Terrestial top predators

Wolf, Brown bear, Lynx

Sources: State Environmental Monitoring Reports 1994-1999

The abundance of terrestrial top predators (wolf, lynx and brown bear) is giving an impression of status of their habitats and species that are in food chain they are top of. Abundance here is expressed as the number of individuals per 10,000 km2of land to make it comparable with other countries.

Wolf, brown bear and lynx are under protection in most Western and Central European countries where their abundance is carefully monitored. These species are not considered to be threatened in Estonia. At present all are important game animals.

The figures below show the changes in the abundance of top predators in Estonia during second half of 20th century.


The number of wolves is regulated in Estonia because they are regarded as a threat to cattle breeding. In 1955, the population density was about 177 wolves per 10,000 km2. Thereafter intensive hunting began and as a result only 10 wolves were counted in Estonia in 1970 (about 2 wolves per 10,000 km2). Then their number started to increase again, so that in 1995 the density was esimated at 154 wolves per 10,000 km2. It appears from the data on the depicted figure that during 1995-1997 the abundance of wolves diminished significantly from 154 individuals per 10,000 km2 to 67 individuals per 10,000 km2. In 1998, the wolf population in Estonia remained stable at about 66 individuals per 10,000 km2. Although about 100 wolves are shot every year, there is (from hunting management point of view) a request for further reduction of the population density. The number of wolves can increase quickly because of sufficient number of prey species and partly also due to natural immigration from east. Changes in abundance of wolf in Estonia are given on graph right side of paragraph.

Brown bear  

Brown bears were under protection up to the 1980s and, as a result their number increased. Although in 1970 only 200 individuals were counted (44 bears per 10,000 km2), the number of bears increased to 850 individuals for 1990 (185 bears per 10,000 km2). In the 80s bears had become a regular hunting target. It appears from the depicted figure that the number of bears has been falling during 1990-1996. During last years (1996-1999) the abundance of bears has stabilised at about 132 bears per 10,000 km2. The biggest bear populations can be found in North East Estonia (Ida and Lääne Viru county). Changes in abundance of brown bear in Estonia are given on graph right side of paragraph.


The number of lynx varied considerably during the last century.

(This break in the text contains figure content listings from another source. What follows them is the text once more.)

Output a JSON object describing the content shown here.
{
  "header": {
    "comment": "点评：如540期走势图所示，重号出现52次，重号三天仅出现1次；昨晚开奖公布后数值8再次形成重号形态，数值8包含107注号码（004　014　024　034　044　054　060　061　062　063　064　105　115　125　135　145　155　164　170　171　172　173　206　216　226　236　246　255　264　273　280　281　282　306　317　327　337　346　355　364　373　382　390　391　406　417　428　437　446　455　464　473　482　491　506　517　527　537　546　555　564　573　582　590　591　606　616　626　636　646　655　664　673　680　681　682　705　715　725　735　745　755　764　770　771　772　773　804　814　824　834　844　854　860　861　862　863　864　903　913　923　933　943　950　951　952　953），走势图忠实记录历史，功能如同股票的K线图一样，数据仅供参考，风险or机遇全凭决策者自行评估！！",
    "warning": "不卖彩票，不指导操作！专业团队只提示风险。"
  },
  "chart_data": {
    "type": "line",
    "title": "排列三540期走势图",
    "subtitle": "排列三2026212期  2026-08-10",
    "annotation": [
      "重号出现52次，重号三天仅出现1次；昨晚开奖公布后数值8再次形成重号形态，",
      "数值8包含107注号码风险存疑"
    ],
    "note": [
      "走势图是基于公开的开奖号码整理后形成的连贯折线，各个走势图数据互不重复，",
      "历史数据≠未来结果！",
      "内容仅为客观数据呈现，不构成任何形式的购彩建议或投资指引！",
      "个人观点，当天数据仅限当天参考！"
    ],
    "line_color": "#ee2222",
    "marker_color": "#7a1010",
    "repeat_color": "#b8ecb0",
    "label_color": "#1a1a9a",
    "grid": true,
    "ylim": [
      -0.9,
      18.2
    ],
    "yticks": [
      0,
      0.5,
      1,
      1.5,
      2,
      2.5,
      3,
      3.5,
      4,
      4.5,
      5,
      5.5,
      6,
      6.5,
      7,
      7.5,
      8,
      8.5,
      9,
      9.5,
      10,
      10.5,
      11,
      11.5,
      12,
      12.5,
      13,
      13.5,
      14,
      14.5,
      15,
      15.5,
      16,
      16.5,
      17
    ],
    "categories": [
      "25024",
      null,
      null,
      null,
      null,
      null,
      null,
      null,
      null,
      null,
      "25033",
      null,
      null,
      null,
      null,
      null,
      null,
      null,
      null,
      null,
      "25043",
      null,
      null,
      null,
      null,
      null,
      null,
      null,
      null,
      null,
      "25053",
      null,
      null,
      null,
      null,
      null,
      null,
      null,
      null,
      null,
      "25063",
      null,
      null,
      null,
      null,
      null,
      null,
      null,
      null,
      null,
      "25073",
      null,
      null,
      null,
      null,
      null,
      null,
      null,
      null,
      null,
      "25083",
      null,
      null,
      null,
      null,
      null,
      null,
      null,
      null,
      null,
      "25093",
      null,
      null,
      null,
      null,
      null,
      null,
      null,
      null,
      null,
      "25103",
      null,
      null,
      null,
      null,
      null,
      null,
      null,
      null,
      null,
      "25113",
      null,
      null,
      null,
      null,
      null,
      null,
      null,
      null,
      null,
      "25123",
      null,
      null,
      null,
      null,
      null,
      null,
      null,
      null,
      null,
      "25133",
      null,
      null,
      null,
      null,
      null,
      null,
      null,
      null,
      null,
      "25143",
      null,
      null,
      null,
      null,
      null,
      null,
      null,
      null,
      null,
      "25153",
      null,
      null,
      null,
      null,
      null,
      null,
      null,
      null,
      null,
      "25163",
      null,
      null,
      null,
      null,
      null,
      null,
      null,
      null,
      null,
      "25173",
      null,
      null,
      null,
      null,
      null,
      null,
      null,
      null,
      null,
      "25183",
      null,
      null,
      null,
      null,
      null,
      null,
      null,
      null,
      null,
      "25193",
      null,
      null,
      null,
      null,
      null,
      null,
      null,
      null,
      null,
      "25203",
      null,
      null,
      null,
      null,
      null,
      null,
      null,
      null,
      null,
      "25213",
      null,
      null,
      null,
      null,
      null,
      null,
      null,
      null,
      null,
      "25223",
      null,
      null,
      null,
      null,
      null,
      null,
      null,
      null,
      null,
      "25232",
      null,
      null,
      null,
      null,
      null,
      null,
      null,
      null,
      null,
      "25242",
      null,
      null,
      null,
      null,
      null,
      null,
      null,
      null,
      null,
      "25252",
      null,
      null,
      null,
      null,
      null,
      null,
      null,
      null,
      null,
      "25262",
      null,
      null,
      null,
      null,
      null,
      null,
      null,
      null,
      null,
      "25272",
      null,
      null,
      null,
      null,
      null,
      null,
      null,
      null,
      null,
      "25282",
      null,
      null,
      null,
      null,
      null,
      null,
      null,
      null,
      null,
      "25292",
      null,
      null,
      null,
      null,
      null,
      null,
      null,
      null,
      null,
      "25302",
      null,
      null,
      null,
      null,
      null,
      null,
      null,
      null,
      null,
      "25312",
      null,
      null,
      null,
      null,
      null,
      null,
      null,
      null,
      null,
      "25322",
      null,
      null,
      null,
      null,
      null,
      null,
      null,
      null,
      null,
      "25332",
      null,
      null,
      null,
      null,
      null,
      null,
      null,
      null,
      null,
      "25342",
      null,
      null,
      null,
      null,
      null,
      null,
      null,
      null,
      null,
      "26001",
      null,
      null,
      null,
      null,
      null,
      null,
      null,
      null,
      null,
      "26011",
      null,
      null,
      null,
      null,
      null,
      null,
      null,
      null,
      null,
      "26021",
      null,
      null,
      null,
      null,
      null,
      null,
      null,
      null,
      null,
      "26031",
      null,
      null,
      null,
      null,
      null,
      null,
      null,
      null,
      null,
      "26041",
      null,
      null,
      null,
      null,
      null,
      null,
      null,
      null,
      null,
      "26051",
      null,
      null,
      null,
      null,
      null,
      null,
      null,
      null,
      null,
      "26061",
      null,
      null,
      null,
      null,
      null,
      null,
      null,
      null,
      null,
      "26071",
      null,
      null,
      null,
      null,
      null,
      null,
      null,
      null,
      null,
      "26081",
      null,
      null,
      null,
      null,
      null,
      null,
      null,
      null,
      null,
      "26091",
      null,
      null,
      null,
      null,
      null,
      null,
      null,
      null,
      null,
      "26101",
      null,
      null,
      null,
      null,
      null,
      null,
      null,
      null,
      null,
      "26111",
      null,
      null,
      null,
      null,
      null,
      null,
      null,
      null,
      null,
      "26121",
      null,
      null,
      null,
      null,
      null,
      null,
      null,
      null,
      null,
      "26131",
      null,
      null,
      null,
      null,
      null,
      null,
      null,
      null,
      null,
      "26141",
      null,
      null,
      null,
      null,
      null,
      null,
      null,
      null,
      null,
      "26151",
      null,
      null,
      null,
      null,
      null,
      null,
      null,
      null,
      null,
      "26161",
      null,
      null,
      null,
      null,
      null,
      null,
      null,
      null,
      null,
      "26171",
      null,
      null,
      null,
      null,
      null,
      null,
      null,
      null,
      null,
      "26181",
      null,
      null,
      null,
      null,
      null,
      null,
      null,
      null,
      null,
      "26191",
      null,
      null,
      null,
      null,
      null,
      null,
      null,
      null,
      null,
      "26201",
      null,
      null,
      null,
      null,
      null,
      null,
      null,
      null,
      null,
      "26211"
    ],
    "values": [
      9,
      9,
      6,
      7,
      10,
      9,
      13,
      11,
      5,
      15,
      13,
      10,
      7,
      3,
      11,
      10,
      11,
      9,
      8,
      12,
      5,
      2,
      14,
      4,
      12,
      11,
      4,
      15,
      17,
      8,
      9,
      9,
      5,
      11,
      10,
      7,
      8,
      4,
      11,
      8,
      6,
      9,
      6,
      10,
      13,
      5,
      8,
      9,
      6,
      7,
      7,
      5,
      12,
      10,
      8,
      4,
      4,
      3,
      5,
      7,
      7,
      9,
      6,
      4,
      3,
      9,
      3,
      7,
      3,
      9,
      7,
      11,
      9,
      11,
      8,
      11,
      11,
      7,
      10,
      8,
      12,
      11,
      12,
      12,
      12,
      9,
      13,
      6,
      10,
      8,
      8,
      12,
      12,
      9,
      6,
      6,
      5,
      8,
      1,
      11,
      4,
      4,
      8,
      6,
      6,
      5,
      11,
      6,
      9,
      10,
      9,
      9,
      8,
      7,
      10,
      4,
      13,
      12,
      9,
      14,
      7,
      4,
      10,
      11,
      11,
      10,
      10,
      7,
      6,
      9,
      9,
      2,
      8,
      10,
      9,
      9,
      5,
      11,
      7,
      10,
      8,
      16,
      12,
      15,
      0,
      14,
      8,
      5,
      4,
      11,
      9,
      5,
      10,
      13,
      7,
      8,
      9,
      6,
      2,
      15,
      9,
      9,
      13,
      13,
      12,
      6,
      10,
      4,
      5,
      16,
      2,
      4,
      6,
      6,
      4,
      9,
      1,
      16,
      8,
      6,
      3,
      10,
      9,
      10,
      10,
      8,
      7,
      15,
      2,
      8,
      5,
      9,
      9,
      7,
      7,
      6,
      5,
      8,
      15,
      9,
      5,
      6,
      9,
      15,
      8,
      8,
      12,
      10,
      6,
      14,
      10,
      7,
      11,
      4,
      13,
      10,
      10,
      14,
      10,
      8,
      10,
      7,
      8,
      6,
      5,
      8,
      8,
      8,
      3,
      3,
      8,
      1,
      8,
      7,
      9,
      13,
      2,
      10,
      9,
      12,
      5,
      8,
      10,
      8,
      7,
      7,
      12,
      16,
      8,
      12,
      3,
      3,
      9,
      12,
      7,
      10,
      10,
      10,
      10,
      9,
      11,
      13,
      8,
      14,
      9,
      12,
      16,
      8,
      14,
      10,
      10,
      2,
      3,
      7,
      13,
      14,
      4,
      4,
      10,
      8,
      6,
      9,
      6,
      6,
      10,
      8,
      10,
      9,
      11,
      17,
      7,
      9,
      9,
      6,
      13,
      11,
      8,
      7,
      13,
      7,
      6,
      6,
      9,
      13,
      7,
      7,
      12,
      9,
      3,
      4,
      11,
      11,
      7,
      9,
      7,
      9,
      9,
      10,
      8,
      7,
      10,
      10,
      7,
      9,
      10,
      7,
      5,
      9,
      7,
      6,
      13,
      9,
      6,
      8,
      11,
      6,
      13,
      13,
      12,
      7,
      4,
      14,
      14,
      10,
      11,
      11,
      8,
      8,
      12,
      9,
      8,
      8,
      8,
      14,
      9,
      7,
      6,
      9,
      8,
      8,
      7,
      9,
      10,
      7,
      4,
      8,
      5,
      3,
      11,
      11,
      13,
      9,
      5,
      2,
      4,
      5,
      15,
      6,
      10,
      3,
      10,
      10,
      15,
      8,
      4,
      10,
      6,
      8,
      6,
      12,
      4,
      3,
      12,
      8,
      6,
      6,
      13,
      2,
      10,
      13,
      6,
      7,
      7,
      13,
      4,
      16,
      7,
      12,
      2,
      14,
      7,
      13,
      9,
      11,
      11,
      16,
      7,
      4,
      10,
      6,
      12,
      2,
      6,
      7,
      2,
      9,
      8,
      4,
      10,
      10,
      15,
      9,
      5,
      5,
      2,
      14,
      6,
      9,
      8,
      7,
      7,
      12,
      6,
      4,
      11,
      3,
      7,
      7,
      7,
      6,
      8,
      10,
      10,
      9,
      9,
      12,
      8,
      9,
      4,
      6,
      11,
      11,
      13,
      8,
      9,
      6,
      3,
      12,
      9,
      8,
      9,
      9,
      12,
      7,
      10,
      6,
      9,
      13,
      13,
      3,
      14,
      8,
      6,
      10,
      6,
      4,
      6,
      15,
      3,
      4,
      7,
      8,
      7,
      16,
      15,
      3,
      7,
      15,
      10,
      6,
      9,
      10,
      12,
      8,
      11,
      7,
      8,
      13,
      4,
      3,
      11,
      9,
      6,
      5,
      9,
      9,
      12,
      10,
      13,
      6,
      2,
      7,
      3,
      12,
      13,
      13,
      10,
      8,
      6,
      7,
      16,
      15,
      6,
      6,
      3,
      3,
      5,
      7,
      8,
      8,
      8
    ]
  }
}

The small number of lynxes found in Estonia in the 30s resulted in the species being placed under protection in 1937. The abundance of lynxes was relatively low during a long period and it was not until the 70s that the number of lynxes started to increase again. The rise has been steady and in 1997 the population density was estimated at 265 individuals per 10,000 km2. This has resulted in the lynx becoming a popular hunting target once more and some decrease in 1999. Changes in abundance of lynx in Estonia are given on graph right side of paragraph.